2. Use of the CAR-T of claim 1 for the preparation of an anti-solid tumor drug, wherein the SHP 2N-SH 2 domain in the CAR-T is used to competitively bind to PD-1, blocking the transmission of PD-1 and/or PD-L1 immunosuppressive signals.

3. The use of claim 2, wherein the solid tumor comprises ovarian, breast, gastric or intestinal cancer.

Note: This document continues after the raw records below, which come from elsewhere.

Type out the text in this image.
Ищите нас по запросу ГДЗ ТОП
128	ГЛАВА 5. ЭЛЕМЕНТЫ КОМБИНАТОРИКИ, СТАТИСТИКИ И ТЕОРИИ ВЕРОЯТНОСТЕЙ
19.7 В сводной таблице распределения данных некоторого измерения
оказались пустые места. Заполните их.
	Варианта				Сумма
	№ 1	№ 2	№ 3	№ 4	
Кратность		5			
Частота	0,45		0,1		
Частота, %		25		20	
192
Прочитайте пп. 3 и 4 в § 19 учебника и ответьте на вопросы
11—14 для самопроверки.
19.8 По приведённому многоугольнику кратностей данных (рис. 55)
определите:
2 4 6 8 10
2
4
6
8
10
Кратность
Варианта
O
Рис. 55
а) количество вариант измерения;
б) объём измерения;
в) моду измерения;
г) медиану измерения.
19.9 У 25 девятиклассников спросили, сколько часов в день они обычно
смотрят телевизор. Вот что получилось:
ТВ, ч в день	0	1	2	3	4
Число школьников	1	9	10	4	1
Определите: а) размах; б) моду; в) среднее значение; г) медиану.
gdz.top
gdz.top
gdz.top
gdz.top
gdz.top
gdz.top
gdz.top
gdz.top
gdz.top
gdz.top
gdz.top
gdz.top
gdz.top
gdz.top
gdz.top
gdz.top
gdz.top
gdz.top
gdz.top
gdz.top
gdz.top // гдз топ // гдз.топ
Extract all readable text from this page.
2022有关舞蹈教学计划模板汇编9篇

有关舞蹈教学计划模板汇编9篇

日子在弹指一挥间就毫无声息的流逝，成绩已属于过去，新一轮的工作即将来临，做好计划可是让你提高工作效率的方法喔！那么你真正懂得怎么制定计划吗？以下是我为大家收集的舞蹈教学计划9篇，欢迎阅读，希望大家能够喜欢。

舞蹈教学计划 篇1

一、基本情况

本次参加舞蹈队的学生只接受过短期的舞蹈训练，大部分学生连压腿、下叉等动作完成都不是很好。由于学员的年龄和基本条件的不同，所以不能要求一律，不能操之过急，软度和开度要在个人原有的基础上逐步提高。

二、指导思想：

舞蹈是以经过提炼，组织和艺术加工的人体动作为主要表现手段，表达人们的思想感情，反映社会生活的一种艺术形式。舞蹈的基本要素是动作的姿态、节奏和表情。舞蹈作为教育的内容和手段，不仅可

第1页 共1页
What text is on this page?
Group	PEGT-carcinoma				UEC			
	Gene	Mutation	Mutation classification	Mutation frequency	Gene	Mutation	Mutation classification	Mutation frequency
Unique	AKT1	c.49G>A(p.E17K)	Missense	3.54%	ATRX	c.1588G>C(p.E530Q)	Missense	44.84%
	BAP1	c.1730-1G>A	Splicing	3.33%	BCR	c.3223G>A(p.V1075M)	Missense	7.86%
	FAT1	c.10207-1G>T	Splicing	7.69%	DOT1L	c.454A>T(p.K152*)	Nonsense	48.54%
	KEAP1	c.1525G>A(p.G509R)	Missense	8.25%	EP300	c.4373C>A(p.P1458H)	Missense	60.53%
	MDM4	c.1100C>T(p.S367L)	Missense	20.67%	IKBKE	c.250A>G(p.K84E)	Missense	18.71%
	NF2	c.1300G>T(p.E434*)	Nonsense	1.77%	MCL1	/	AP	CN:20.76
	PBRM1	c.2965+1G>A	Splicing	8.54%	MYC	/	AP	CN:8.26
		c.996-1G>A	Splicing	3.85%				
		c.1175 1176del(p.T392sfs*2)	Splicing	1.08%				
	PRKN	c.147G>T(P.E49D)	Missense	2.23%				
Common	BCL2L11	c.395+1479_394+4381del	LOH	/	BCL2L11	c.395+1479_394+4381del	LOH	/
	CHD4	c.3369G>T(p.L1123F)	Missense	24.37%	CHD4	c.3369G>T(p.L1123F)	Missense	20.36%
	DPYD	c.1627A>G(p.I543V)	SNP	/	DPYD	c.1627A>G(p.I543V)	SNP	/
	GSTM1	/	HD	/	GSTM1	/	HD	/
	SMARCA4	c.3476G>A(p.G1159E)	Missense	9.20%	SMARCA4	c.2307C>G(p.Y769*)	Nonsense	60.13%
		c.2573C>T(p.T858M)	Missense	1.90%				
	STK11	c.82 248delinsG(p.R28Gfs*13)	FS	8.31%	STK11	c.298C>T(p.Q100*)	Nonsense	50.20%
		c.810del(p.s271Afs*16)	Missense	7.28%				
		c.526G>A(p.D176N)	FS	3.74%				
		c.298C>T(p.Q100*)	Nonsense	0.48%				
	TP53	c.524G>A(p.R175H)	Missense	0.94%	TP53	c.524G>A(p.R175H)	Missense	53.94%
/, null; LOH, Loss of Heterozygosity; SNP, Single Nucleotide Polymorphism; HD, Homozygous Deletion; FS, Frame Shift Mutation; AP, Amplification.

4. The method of preparing CAR-T according to claim 1, comprising the steps of:

1) Synthesizing a CAR structural sequence comprising a nanobody targeting a HER2 positive expressing solid tumor, a CD8 hinge region, a transmembrane region, a 4-1BB co-stimulatory molecule, a CD3 ζ truncated signal domain, and a SHP 2N-SH 2 domain, wherein the primer sequence for amplifying the SHP 2N-SH 2 domain shown in SEQ ID NO:1 is as set forth in SEQ ID NO:3 and SEQ ID NO:4 is shown in the figure;

2) Respectively carrying out double enzyme digestion on a plasmid vector and a synthesized CAR structure sequence by using restriction enzymes, carrying out transformation and screening culture after being connected by using T4 ligase, and carrying out sequencing identification on the obtained positive clone;

3) Expressing the CAR structural sequence synthesized in step 2) with T cells.